Another explanation for the origin of the female orgasm is based on what is known as the "by-product" theory, which holds that orgasm is a trait that is heavily selected in males (reproduction wouldn't happen without it). As men and women are embryologically undifferentiated during the first eight weeks of gestation, the clitoris is homologous to the penis, and thereby retains the male capacity for orgasm. Penises grow out, clitorises grow in, but they share the same organic structure and tissue.
Says Lloyd, "It is crucial to note that the penis and the clitoris are the "same" organ in men and women ... [T]he nervous and erectile tissues involved in orgasm in both sexes arose from a common embryological source... These tissues are what the sexual organs are built from, especially the penis in males and the clitoris in females."
On the subject of genital similarity and orgasmic potential, Lloyd continues, "A concert of interactions is involved in producing orgasm in males - these interactions are present in both mature and immature males - and does seem to be paralleled in females."

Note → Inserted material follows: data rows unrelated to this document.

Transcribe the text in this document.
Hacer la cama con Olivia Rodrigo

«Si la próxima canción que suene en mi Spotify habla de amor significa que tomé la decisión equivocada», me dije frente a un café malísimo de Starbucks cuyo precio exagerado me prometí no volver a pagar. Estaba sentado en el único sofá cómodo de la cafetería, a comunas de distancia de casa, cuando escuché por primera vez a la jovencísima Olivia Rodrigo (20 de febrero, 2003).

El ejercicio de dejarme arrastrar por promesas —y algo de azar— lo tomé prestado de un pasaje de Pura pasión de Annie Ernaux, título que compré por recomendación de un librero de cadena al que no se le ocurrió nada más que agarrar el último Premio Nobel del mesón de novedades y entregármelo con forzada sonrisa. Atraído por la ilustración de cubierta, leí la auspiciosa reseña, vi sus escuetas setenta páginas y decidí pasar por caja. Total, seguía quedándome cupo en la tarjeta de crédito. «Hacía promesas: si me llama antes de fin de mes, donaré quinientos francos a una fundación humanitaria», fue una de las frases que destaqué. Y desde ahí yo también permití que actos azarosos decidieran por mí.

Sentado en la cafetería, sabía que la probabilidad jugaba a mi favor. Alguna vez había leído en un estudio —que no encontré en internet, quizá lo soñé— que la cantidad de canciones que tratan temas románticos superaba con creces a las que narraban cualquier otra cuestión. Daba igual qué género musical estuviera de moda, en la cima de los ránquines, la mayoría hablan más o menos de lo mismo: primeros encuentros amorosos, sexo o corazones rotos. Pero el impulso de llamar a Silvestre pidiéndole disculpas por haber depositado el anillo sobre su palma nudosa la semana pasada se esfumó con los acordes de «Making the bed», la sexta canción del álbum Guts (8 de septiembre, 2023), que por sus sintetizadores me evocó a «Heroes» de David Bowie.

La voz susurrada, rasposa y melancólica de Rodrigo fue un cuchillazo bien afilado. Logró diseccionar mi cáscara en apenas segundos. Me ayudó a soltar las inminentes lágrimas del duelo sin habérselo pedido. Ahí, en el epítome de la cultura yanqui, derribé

But from an evolutionary vantage, we recognize that the female and male orgasm are fundamentally different, in that the male orgasm is essential to reproduction whereas the female orgasm is not. The same principle also explains the origin of male nipples. Accordingly, the biological necessity of nursing our young makes the nipple so highly selected that males develop embryologically immature structures as an evolutionary by-product.
Similar to the clitoris, the male nipple contains highly sensitive tissue that contributes to male sexual arousal and pleasure. So perhaps this facility for non-procreative arousal does have a purpose after all, in that it contributes to greater sexual pleasure and, hence, higher rates of conception. Couples that best stimulate each other sexually in a variety of ways are less likely to grow bored, more likely to stay together and, therefore, naturally selected to produce more young.
So why does this rarefied debate of adaptation versus by-product matter to the average person who just wants to enjoy orgasms? Because we tend to believe what is "natural" or biologically determined/selected is what is correct. Our sexual scripts derive from a paradigm of procreative necessity.
The dominant ideology of sex valorizes coital penetration above all else. But I heartily maintain that our ability to sustain sexual interest and pleasure each other outside of procreative purpose in a variety of ways naturally selects the endurance of healthy "pair-bonds." It inscribes a Darwinian ethos that favors the survival and reproduction of the sexually fittest.
As a sex therapist I receive emails daily from women who are unable to achieve orgasm via intercourse and wonder, "what can I do to change this? What's wrong with me?" Well if we stop thinking of female and male orgasms as something that "naturally" should result from intercourse, we can liberate both men and women from the oppressive intercourse-discourse (a belief that there's a right way to have orgasms, and simultaneous ones at that).
Understanding and respecting the vital importance of mutual sexual pleasure ensures the health and success of our long-term relationships. By finding new and varied ways to pleasure each other, we can abate the cultural compulsion to get bored, break up, and search for new partners. The role of the female orgasm, which I celebrated in She Comes First, is an essential starting point for liberating ourselves from the hegemony of sexual normalcy based on biological determinism.
Much thanks to Dr. Lloyd for providing such fine intellectual fodder.